This is a tutorial for interacting with the new Charlottesville Open Data Portal in R. All of the tools are free, but since we will be relying on a bunch of pacakages, version numbers will be important. This anlysis is written with:
RStudio: 1.1.331
R version 3.4.1 (2017-06-30)
Platform: x86_64-apple-darwin15.6.0 (64-bit)
Running under: macOS Sierra 10.12.6
Happy with getting people up and walking with R, just email me. Going forward I will include packages versions as code comments.
Our first task is so go into the Portal and retrieve the data (sounds like some scifi badassery). But don’t worry its actually more like a copy and paste. In three lines of code we will pull down all of the City’s police reports since 2012 (32,000 rows).

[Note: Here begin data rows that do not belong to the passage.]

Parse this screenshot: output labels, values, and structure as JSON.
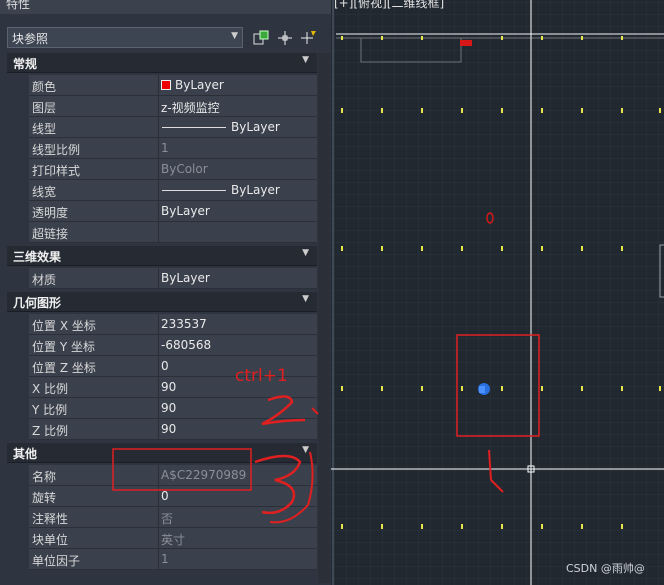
{
  "panel": {
    "title": "特性",
    "type_select": "块参照",
    "sections": {
      "general": "常规",
      "effects3d": "三维效果",
      "geometry": "几何图形",
      "misc": "其他"
    },
    "general_rows": [
      {
        "label": "颜色",
        "value": "ByLayer"
      },
      {
        "label": "图层",
        "value": "z-视频监控"
      },
      {
        "label": "线型",
        "value": "ByLayer"
      },
      {
        "label": "线型比例",
        "value": "1"
      },
      {
        "label": "打印样式",
        "value": "ByColor"
      },
      {
        "label": "线宽",
        "value": "ByLayer"
      },
      {
        "label": "透明度",
        "value": "ByLayer"
      },
      {
        "label": "超链接",
        "value": ""
      }
    ],
    "effects_rows": [
      {
        "label": "材质",
        "value": "ByLayer"
      }
    ],
    "geometry_rows": [
      {
        "label": "位置 X 坐标",
        "value": "233537"
      },
      {
        "label": "位置 Y 坐标",
        "value": "-680568"
      },
      {
        "label": "位置 Z 坐标",
        "value": "0"
      },
      {
        "label": "X 比例",
        "value": "90"
      },
      {
        "label": "Y 比例",
        "value": "90"
      },
      {
        "label": "Z 比例",
        "value": "90"
      }
    ],
    "misc_rows": [
      {
        "label": "名称",
        "value": "A$C22970989"
      },
      {
        "label": "旋转",
        "value": "0"
      },
      {
        "label": "注释性",
        "value": "否"
      },
      {
        "label": "块单位",
        "value": "英寸"
      },
      {
        "label": "单位因子",
        "value": "1"
      }
    ],
    "color_swatch": "#e00000"
  },
  "canvas": {
    "view_label": "[+][俯视][二维线框]",
    "watermark": "CSDN @雨帅@"
  },
  "annotations": {
    "shortcut": "ctrl+1",
    "step1": "1.",
    "step2": "2.",
    "step3": "3."
  },
  "colors": {
    "annotation_red": "#e02020",
    "marker_yellow": "#e6e64a",
    "crosshair": "#ffffff",
    "selected_block": "#2a6fe0"
  }
}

Our second task will be to geo-code, assign lattitude and longitude coordinates, to the data. And start to look at static visualizations of the data.
And our last but definatly coolest task wil be to upgrade your map (if Xzhibit were here, you’d get a fish tank!) to be cool, interactive, and dynamic.
This walkthrough today is made possible by a lot of awesome packages, which we will better as they are needed. Disclosure: I really really like using %>%s (perhaps too much) so fair warning this analysis is framed within the magrittr-tidyverse.
library(tidyverse) # v_1.1.1
library(magrittr) # v_1.5; viva la %<>%
Stands for “Application Program Interface”, which is just a fancy speak for the framwork that allows data to be accessed by computer code. APIs are designed to make it easier for people to work with the services that they love and use and all big companies like Twitter, Google and Dropbox have their own APIs to allow coders access to their products with programs.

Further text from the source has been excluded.